Mais, sans doute tenu à moins de discrétion que du temps où il était à la Quartfourche, l’abbé semblait disposé à parler.

– Croyez-vous que c’est malheureux, ce qui se passe là-bas? dit-il. Toutes les avenues vont y passer!

Je ne comprenais point d’abord; puis la phrase de Casimir me revint à la mémoire: «J’aide à abattre des arbres…»

– Pourquoi fait-on cela? demandai-je naïvement.

– Pourquoi? mon bon Monsieur. Allez donc le demander aux créanciers. Au reste ça n’est pas eux que ça regarde, et tout se fait derrière leur dos. La propriété est couverte d’hypothèques. Mademoiselle de Saint-Auréol enlève tout ce qu’elle peut.

– Elle est là-bas?

– Comme si vous ne le saviez pas!

– Je le supposais simplement d’après quelques mots de…

– C’est depuis qu’elle est là-bas que tout va mal. – Il se ressaisit un instant; mais cette fois le besoin de parler l’emporta; il n’attendait même plus mes questions et je jugeai plus sage de n’en point faire; il reprit:

– Comment a-t-elle appris la paralysie de sa mère? c’est ce que je n’ai pas pu m’expliquer. Quand elle a su que la vieille baronne ne pouvait plus quitter son fauteuil, elle s’est amenée avec son bagage, et Mme Floche n’a pas eu le courage de la mettre dehors. C’est alors que moi je suis parti.

– Il est très triste que vous ayez ainsi laissé Casimir.

– C’est possible, mais ma place n’est pas auprès d’une créature… J’oublie que vous la défendiez!…

– Je le ferais peut-être encore, Monsieur le curé.

– Allez toujours. Oui, oui; Mademoiselle Verdure aussi la défendait. Elle l’a défendue jusqu’au temps qu’elle ait vu mourir ses maîtres.
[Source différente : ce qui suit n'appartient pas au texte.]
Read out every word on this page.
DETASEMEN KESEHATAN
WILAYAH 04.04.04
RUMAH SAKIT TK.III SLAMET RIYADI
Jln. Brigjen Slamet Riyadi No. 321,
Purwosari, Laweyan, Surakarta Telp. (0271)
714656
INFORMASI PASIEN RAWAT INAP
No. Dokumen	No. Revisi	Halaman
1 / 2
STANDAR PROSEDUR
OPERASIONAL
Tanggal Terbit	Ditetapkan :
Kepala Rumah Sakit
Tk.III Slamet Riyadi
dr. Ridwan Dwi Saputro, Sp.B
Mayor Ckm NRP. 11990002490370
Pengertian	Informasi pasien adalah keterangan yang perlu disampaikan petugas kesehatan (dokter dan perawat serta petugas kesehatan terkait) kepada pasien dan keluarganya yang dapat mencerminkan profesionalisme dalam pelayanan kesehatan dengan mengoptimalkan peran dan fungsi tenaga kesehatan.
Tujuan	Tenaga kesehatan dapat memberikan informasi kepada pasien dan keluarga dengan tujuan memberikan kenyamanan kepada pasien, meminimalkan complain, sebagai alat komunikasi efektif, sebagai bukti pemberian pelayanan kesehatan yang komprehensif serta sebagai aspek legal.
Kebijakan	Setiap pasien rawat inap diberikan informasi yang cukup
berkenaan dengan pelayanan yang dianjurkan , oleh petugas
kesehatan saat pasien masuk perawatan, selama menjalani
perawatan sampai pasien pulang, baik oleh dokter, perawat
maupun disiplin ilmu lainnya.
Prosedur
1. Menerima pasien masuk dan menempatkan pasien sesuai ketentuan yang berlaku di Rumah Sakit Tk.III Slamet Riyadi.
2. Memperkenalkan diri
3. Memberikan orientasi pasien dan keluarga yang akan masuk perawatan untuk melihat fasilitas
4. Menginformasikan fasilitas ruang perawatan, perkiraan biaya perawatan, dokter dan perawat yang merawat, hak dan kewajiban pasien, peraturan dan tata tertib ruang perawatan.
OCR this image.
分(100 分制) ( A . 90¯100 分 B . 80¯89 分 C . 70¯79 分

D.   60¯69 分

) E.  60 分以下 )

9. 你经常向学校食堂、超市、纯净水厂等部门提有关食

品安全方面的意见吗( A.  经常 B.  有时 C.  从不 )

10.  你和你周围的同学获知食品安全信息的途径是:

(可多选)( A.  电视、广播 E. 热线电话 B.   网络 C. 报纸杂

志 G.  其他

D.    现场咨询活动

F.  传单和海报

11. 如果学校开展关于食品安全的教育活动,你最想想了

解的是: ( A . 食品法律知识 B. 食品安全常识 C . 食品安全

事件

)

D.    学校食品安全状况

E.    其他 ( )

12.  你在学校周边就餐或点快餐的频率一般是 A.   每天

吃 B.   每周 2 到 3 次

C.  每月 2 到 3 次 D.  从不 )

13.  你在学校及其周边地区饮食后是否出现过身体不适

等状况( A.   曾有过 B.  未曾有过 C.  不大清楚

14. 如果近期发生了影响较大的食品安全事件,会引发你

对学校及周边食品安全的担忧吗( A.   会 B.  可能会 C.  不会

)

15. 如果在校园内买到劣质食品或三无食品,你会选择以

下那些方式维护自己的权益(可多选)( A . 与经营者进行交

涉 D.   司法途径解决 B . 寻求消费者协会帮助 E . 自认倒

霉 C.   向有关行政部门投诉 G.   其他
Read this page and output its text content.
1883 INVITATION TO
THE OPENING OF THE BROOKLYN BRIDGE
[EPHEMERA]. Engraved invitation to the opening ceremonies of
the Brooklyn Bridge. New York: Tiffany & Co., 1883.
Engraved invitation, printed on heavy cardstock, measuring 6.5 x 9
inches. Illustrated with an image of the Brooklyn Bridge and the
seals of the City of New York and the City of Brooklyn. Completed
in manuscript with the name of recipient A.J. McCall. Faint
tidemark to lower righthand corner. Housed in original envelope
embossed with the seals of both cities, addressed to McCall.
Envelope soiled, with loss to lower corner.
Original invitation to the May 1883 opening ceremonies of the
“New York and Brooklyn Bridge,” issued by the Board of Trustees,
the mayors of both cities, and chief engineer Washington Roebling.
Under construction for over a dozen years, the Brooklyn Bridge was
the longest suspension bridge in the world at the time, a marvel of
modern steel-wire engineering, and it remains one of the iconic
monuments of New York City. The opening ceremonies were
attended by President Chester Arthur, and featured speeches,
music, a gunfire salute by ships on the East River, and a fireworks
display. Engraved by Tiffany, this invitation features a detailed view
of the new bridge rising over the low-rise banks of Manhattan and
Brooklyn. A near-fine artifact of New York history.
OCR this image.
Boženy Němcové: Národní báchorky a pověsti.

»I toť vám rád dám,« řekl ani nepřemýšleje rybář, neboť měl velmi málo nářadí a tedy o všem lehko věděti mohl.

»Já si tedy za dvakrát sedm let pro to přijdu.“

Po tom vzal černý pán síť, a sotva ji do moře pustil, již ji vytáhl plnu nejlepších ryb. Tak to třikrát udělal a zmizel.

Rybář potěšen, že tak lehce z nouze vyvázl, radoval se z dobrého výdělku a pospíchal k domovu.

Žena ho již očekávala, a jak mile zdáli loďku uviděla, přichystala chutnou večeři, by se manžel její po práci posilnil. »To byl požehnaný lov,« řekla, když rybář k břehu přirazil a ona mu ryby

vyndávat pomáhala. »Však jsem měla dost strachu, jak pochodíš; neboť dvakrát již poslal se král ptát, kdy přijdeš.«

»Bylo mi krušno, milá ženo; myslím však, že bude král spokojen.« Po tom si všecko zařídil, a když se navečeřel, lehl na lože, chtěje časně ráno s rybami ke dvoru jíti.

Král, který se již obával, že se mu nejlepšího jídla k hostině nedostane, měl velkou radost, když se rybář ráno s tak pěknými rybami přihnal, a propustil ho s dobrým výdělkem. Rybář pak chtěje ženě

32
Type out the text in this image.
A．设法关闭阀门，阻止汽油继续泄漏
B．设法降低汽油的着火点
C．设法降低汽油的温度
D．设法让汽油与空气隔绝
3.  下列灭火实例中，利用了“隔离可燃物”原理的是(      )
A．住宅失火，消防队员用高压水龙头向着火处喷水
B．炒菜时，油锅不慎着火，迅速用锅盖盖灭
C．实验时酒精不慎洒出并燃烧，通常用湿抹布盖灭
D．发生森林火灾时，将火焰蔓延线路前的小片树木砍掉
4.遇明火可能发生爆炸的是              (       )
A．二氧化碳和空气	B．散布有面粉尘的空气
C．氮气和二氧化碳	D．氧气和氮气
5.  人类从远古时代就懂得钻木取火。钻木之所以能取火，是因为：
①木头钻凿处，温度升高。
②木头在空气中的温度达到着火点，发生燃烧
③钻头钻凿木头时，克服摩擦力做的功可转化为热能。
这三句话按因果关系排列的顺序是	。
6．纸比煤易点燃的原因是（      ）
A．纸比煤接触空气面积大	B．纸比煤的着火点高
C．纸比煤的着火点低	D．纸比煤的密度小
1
J’admirais que l’abbé eût à peu près complètement dépouillée cette élégance de langage qu’il revêtait à la Quartfourche; il avait adopté déjà le geste et le parler propres aux curés des villages normands. Il reprit, poursuivant son propos:

– À elle aussi ça a paru drôle de les voir mourir tous les deux à la fois.

– Est-ce que…?

– Je ne dis rien; – et il gonflait sa lèvre supérieure par vieille habitude, mais repartait tout aussitôt:

– N’empêche que dans le pays on jasait. Ça déplaisait de voir hériter la nièce. Et vous voyez qu’elle aussi, la Verdure, a jugé préférable de s’en aller.

– Qui reste auprès de Casimir?

– Ah! vous avez tout de même compris que sa mère n’est pas une société pour l’enfant. Eh bien! il passe presque tout son temps chez les Chointreuil, vous savez bien: le jardinier et sa femme.